THE Royal Town Planning Institute (RTPI) Scotland has hailed the publication of the finalised national planning framework (NPF) 4 as a ‘significant milestone’ in ambitions to target climate change.
The framework will now be discussed by Parliament before being subject to a vote in the chamber.
Proposals in the national planning framework 4 include:
- Enabling more renewable energy generation, outside National Parks and National Scenic Areas, to support the transition away from reliance on fossil fuels.
- Supporting emerging low-carbon and zero emissions technologies – including hydrogen and carbon capture – and developments on land that unlock the transformative potential of offshore renewable energy, such as expansion of the electricity grid.

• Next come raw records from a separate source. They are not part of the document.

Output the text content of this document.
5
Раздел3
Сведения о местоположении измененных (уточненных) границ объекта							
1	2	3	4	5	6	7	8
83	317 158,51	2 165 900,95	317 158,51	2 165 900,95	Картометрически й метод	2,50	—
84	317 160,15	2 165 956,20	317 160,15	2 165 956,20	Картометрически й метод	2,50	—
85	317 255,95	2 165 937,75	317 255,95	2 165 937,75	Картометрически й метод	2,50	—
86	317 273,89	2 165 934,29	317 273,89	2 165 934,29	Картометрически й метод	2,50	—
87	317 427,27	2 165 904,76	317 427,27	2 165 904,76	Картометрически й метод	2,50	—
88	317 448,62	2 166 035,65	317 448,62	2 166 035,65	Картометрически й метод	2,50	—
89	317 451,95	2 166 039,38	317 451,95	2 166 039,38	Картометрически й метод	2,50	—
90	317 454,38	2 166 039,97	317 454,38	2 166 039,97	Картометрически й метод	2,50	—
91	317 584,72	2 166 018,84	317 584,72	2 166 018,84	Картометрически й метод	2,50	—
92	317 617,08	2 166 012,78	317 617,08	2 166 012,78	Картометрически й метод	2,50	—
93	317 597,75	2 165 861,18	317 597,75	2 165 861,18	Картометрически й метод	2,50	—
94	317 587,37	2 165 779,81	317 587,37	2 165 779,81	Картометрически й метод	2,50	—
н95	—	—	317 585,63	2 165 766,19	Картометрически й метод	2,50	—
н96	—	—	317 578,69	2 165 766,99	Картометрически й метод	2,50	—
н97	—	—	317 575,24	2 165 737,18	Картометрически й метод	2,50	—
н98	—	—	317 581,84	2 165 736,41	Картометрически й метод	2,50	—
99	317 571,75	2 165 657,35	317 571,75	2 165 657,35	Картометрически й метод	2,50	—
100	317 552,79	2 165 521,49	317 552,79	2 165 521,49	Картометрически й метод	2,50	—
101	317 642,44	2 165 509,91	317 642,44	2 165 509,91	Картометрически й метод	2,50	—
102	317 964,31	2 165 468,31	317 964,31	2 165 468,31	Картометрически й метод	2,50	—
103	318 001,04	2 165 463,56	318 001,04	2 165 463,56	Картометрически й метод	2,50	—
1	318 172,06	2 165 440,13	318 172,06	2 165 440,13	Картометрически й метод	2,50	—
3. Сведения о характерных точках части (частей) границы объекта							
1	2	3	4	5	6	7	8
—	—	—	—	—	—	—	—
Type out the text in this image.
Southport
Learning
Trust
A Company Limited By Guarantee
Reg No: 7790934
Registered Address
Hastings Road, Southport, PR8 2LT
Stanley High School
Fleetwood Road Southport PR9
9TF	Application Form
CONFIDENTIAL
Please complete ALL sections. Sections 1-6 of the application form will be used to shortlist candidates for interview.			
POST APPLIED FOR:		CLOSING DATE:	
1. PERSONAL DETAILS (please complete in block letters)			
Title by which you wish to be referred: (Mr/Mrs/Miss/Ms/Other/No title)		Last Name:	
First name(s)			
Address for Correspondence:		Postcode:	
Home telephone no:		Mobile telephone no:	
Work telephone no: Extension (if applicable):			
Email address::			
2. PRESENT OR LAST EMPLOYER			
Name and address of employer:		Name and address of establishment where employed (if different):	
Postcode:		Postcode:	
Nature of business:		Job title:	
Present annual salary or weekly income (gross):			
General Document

Waste incineration facilities would be highly unlikely to receive permission.
- facilitating creation of cycling or walking routes, low carbon transport, more green spaces and opportunities for play, culture and tourism.
- helping rural communities grow by enabling more local homes and encouraging a more diverse rural economy.
- regenerating city and town centres to help them adapt to economic change while enabling people to access shops, schools and workplaces within a 20 minute walk or cycle.
- Adopting a planned and evidence-based approach to delivering good quality and affordable homes that benefit communities.
Andrew Trigger, RTPI Scotland’s convenor, said, “We are pleased to see Scottish Government publish this important document on World Town Planning Day and in the week of COP 27 that rightly places planning at the heart of our drive towards net-zero. This framework will usher in a new plan led era that can make sure our towns and cities are greener, healthier, and more vibrant.
“We hope that, through this period of parliamentary consideration and debate, MSPs recognise the important role that the framework and planning can play, ensuring it is at the forefront in Scotland’s green future.
“RTPI Scotland is committed to working constructively and positively with government, parliament and stakeholders in the run up to the final parliamentary debate and vote. However, we are acutely aware of the significant budgetary cuts experienced by planning departments in recent years alongside chronic understaffing. To make this vision of Scotland to 2050 a reality, we need to provide the appropriate resources to our planning departments to prepare local development plans and manage planning applications to guide development appropriately.”